Creating a web application
JRun provides an empty web application on the default JRun server that you can use for
developing web applications. The web application root directory is
jrun_root/servers/default/default-ear/default-war. JRun creates the basic directory
structure of the application, a web.xml file with the minimal information in it, and an
application URL mapping. You can begin developing servlets, JSPs, and EJBs and place
them in the default-war directory structure.
In addition, when you create a JRun server using the JMC, JRun creates a default web
application on that server. You use the same rules to add content to the default
application as you do to any web application. For more information on adding resources
to a web application, see
“Adding web application components” on page 62.
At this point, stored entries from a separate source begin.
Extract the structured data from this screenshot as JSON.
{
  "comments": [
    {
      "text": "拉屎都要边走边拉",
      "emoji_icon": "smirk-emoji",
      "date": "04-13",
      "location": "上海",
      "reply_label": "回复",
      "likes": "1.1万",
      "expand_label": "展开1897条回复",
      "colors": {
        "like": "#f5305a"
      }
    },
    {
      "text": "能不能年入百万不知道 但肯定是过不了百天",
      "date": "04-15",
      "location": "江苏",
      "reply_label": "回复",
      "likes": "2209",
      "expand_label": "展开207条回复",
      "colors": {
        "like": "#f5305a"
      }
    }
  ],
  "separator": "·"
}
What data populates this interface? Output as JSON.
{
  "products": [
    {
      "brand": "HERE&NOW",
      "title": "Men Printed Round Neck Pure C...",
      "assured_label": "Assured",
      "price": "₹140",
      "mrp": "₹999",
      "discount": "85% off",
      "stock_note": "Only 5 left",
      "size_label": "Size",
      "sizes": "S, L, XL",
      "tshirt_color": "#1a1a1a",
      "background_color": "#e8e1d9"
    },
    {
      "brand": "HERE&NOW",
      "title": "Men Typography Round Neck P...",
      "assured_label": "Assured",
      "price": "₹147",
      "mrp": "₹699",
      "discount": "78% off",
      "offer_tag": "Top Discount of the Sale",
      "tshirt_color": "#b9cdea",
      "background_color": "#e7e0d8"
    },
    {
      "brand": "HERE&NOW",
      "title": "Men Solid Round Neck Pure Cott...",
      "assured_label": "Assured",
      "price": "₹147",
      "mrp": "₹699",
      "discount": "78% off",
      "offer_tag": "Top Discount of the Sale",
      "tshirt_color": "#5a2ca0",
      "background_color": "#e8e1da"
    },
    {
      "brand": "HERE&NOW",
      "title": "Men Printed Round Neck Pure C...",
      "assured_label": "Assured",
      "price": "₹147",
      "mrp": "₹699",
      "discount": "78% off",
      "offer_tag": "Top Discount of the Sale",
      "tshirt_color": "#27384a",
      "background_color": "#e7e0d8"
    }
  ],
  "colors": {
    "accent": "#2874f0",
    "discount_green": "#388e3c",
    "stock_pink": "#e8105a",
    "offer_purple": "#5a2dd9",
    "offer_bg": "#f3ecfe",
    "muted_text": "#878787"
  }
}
Adding web application components
A complete web application can be composed of servlets, JSPs, HTML pages, Flash
(.swf ) files, images, tag libraries, JavaBeans, Enterprise JavaBeans, and other application
resources. As part of developing a web application, you add these components to the
directory structure of the application.
The following sections describe how to add components to a web application:
•
“Adding directories,” on page 62
•
“Adding HTML pages,” on page 63
•
“Adding JSPs,” on page 63
•
“Adding Java Servlets,” on page 63
•
“Using the ServletInvoker,” on page 64
•
“Adding tag libraries,” on page 64
•
“Adding EJBs,” on page 64
•
“Adding additional resources,” on page 65
Adding directories
The directory structure of a web application defines at least one subdirectory named
WEB-INF. For a description of this directory, see
“About the web application directory
structure” on page 58
.
However, many web applications contain directories in addition to WEB-INF under the
application root directory. As long as the additional directories do not contain .class or
JAR files that must be included in the application classpath, adding a subdirectory to the
application root requires no special action other than creating the directory.
For example, you commonly place image files in a directory named images under the
application root directory. Another common directory is an include directory for any files
shared by more than one application resource.